Lukashenka: They will not propose anything. I know perfectly well what they can propose and what they currently do. They sit and demand just one thing [from the West] -- give us money, we will work against the current authorities. They do not task themselves to win power in a worthy way, in elections. Their primary task is to simply fight against [the authorities] for money. It's their business, you see? And if some new trends appear among the opposition, they seek to destroy them immediately. Because they mean new mouths to feed. They mean competitors for those grants given by the West and America. So much for our opposition.

Question: In one of your answers you differentiated between the West and America. My understanding is that you meant Europe while speaking "the West." We have good economic relations with Europe? Does Belarus have prospects for EU membership? Do we need to join the EU?

Lukashenka: I did it on purpose when I made a distinction between the policies of the U.S. and Europe. Had it not been for America, we would not have had problems with Europe. The Americans are pressurizing Europeans to have them conduct this policy. They are forcing Europeans to even outstrip the Americans, pursuing the pro-American policy with regard to Belarus and other countries. They are dictating [what to do] today.

There are very many pragmatic politicians in Europe, most politicians are pragmatic there. They are aware of what is going on in Belarus. And even if Europeans make some [critical] statements, they do this under pressure from the United States. The inertia of this [U.S. state] machine is most likely so big that it is difficult to stop for them.

America has a stake in everything. They believe that they are the masters in the world and this will be for a long time, that's why they need to meddle in the affairs of Georgia and the affairs of Belarus. And what, aren't there any other countries that have interests both in Belarus and Georgia? No, [they think that] only they do. Such a global foreign policy is based on wrong principles and methods. The Europeans suffer from it as well.

Question: You demonstrate confidence, determination, and the knowledge of your opponents, and few people are likely to doubt your victory. So against whom are you fighting? Who is your main competitor in this election?

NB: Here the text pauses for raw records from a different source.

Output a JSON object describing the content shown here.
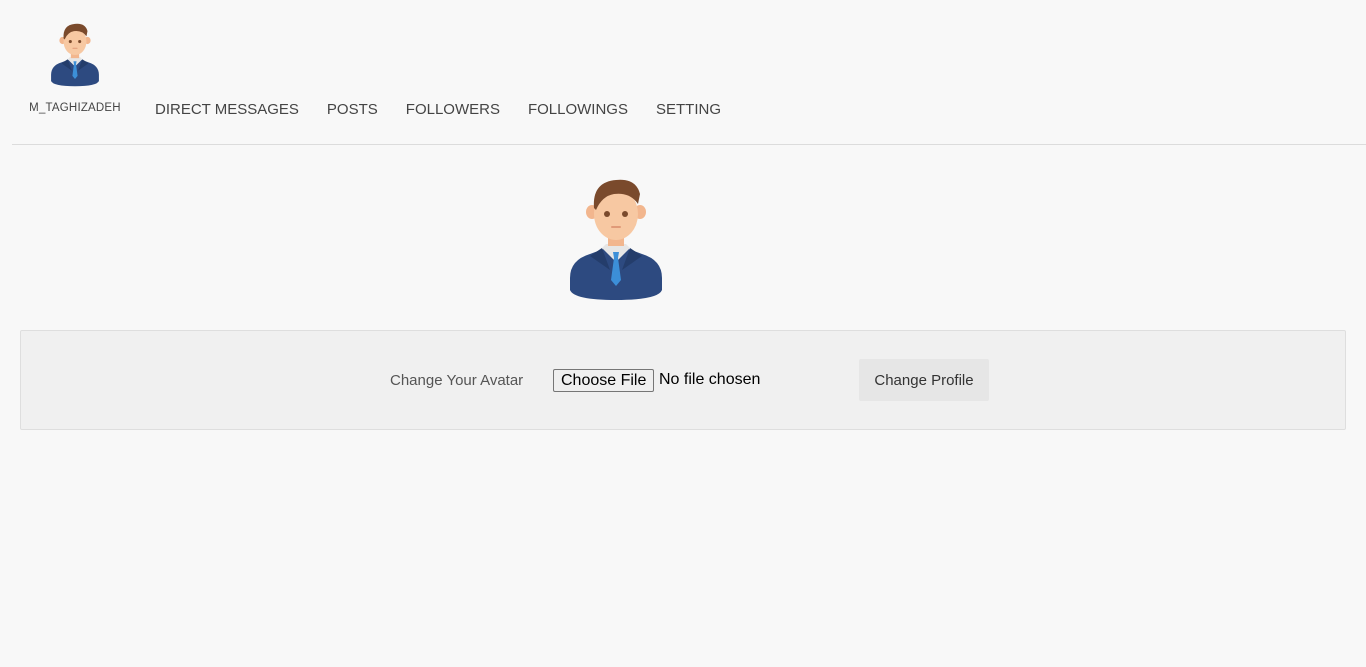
{
  "header": {
    "username": "M_TAGHIZADEH",
    "avatar_icon": "businessman-avatar-icon"
  },
  "nav": {
    "items": [
      {
        "label": "DIRECT MESSAGES"
      },
      {
        "label": "POSTS"
      },
      {
        "label": "FOLLOWERS"
      },
      {
        "label": "FOLLOWINGS"
      },
      {
        "label": "SETTING"
      }
    ]
  },
  "profile": {
    "avatar_icon": "businessman-avatar-icon"
  },
  "form": {
    "label": "Change Your Avatar",
    "file_button_label": "Choose File",
    "file_status": "No file chosen",
    "submit_label": "Change Profile"
  },
  "colors": {
    "background": "#f8f8f8",
    "panel": "#f0f0f0",
    "button": "#e6e6e6",
    "suit": "#2d4a80",
    "tie": "#3c8fd8",
    "hair": "#7a4a2c",
    "skin": "#f7c8a2"
  }
}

Lukashenka: I do not fight against anybody. I fight for a better life for the people. It has been extremely cold for 10 days. These were the 10 days of my political campaign. Imagine if everything began to freeze, break, and the whole country began to thunder. How would the people react?

I am fighting against all those natural disasters in order to protect our people and demonstrate to them during this election campaign that they have a normal president. They do not need a different president. (Translated by Jan Maksymiuk)

UNDERGROUND TROUPE BRINGS CUTTING-EDGE THEATER TO MOSCOW.

The Free Theater of Minsk is a rare voice of dissent in President Alyaksandr Lukashenka's Belarus -- it is currently the only drama troupe boldly resisting government pressure and censorship. The company, created less than a year ago, is now coming into the international limelight and played to Russian audiences for the first time last weekend. RFE/RL spoke to playwright Mikalay Khalezin, co-founder of the theater group.

Russian drama lovers got a rare chance last weekend to see the Free Theater in action. This underground theater troupe is popular with emancipated Belarusians, but its performances abroad are still few and far between.

The Free Theater's Russian debut was a success: its three performances at Moscow's Meyerhold Center -- one of the Russian capital's most progressive theaters -- were widely popular.

In Belarus, catching a performance by this troupe is not easy.

In a country that the U.S. government has famously dubbed "the last dictatorship in Europe," staging uncensored plays is a dangerous activity. Playwright Mikalay Khalezin says prospective spectators are therefore carefully screened before every performance.

"To attend one of our performances, you need to find out a special telephone number, call it, someone will write down your name, then you need to go to a place far from the city center, where you will be identified," Khalezin said. "Seats are booked for many performances in advance, and entering the room [on your own] is almost impossible."

The Free Theater was founded in March 2005 when Khalezin, together with his wife Natalya Kalyada, launched a playwright competition. Over the next few months, they received more than 230 plays from a dozen different countries. The group soon premiered with "4.48 Psychosis," a play by British playwright Sarah Kane dealing with depression and suicide -- two themes that are taboo in state-controlled Belarusian art.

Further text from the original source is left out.